Assuming without deciding that Saviak's property interest in her license is such as to require prior notice of and some opportunity to rebut the charges on which an emergency suspension is to be predicated, with a plenary hearing soon to follow,[1] the Constitution does not require the full-pledged formal hearing, tantamount to a Section 120.57(1) proceeding, to which Saviak lays claim. See Mathews v. Eldrige, 424 U.S. 319, 96 S. Ct. 893, 47 L. Ed. 2d 18 (1976). Whatever pretermination hearing may be constitutionally required, Section 120.60(6) is not facially invalid for failing to require that hearing; it is sufficient that the opportunity for hearing was in fact provided. Saviak relies on emergency suspension order itself, and that alone, to demonstrate that she had no opportunity to rebut the charges before the suspension order was entered. The order does not support Saviak's claim. In fact it recites:
The Department of Insurance attempted on December 13, 1978, to investigate the books and records of Respondent to ascertain the extent and scope of the violations of the Insurance Code.

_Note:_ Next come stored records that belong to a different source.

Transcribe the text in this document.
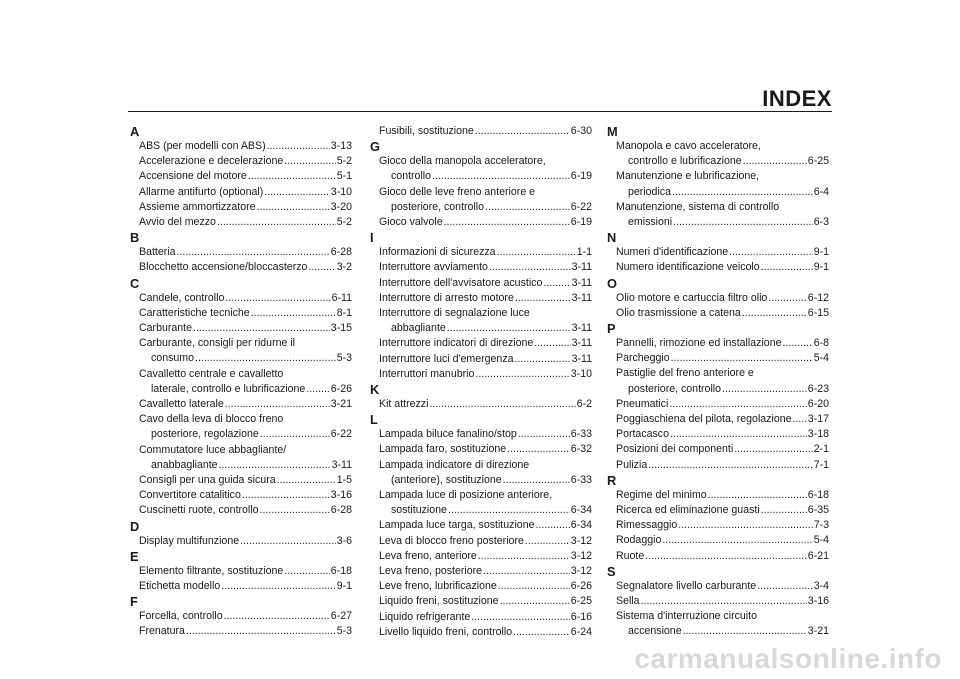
INDEX
A
ABS (per modelli con ABS) .....	3-13
Accelerazione e decelerazione .....	5-2
Accensione del motore .....	5-1
Allarme antifurto (optional) .....	3-10
Assieme ammortizzatore .....	3-20
Avvio del mezzo .....	5-2
B
Batteria .....	6-28
Blocchetto accensione/bloccasterzo .....	3-2
C
Candele, controllo .....	6-11
Caratteristiche tecniche .....	8-1
Carburante .....	3-15
Carburante, consigli per ridurne il
consumo .....	5-3
Cavalletto centrale e cavalletto
laterale, controllo e lubrificazione ..... 6-26
Cavalletto laterale .....	3-21
Cavo della leva di blocco freno
posteriore, regolazione .....	6-22
Commutatore luce abbagliante/
anabbagliante .....	3-11
Consigli per una guida sicura .....	1-5
Convertitore catalitico .....	3-16
Cuscinetti ruote, controllo .....	6-28
D
Display multifunzione .....	3-6
E
Elemento filtrante, sostituzione .....	6-18
Etichetta modello .....	9-1
F
Forcella, controllo .....	6-27
Frenatura .....	5-3
Fusibili, sostituzione .....	6-30
G
Gioco della manopola acceleratore,
controllo .....	6-19
Gioco delle leve freno anteriore e
posteriore, controllo .....	6-22
Gioco valvole .....	6-19
I
Informazioni di sicurezza .....	1-1
Interruttore avviamento .....	3-11
Interruttore dell'avvisatore acustico .....	3-11
Interruttore di arresto motore .....	3-11
Interruttore di segnalazione luce
abbagliante .....	3-11
Interruttore indicatori di direzione .....	3-11
Interruttore luci d'emergenza .....	3-11
Interruttori manubrio .....	3-10
K
Kit attrezzi .....	6-2
L
Lampada biluce fanalino/stop .....	6-33
Lampada faro, sostituzione .....	6-32
Lampada indicatore di direzione
(anteriore), sostituzione .....	6-33
Lampada luce di posizione anteriore,
sostituzione .....	6-34
Lampada luce targa, sostituzione .....	6-34
Leva di blocco freno posteriore .....	3-12
Leva freno, anteriore .....	3-12
Leva freno, posteriore .....	3-12
Leve freno, lubrificazione .....	6-26
Liquido freni, sostituzione .....	6-25
Liquido refrigerante .....	6-16
Livello liquido freni, controllo .....	6-24
M
Manopola e cavo acceleratore,
controllo e lubrificazione .....	6-25
Manutenzione e lubrificazione,
periodica .....	6-4
Manutenzione, sistema di controllo
emissioni .....	6-3
N
Numeri d'identificazione .....	9-1
Numero identificazione veicolo .....	9-1
O
Olio motore e cartuccia filtro olio .....	6-12
Olio trasmissione a catena .....	6-15
P
Pannelli, rimozione ed installazione .....	6-8
Parcheggio .....	5-4
Pastiglie del freno anteriore e
posteriore, controllo .....	6-23
Pneumatici .....	6-20
Poggiaschiena del pilota, regolazione ..... 3-17
Portacasco .....	3-18
Posizioni dei componenti .....	2-1
Pulizia .....	7-1
R
Regime del minimo .....	6-18
Ricerca ed eliminazione guasti .....	6-35
Rimessaggio .....	7-3
Rodaggio .....	5-4
Ruote .....	6-21
S
Segnalatore livello carburante .....	3-4
Sella .....	3-16
Sistema d'interruzione circuito
accensione .....	3-21
carmanualsonline.info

The Department of Insurance, pursuant to the Insurance Code, promulgated General Charges and an Order, ordering Respondent to produce at once records, documents or transactions pertaining to or effecting insurance affairs, account ledgers, *1082 checkbooks, records or receipts. Said charges were duly served upon Respondent but she or her employees have wilfully refused to permit examination, thereby obstructing the department from conducting a lawful examination.
On its face the emergency suspension order sufficiently states particularized facts showing an immediate danger to the public welfare in the continuation of Saviak's insurance license during the period before the scheduled plenary hearing on the proposed revocation of her license. Sections 120.60(6), 120.54(9)(a). The emergency suspension order recites facts showing that, despite policing efforts by the Department, Saviak was and continued to be engaged in withholding remittance of insurance premiums to the insurers, resulting in the cancellation of the automobile liability insurance of her insureds. The emergency order meets the standard of Commercial Consultants Corp. v. Dept. of Business Regulation, 363 So. 2d 1162 (Fla. 1st DCA 1978).
Our stay of the suspension order was vacated by order entered August 10, 1979. The emergency suspension order is now
AFFIRMED.
ROBERT SMITH, Acting C.J., and ERVIN and BOOTH, JJ., concur.
NOTES
[1] See Tauber v. State Board of Osteopathic Medical Examiners, 362 So. 2d 90 (Fla. 4th DCA 1978).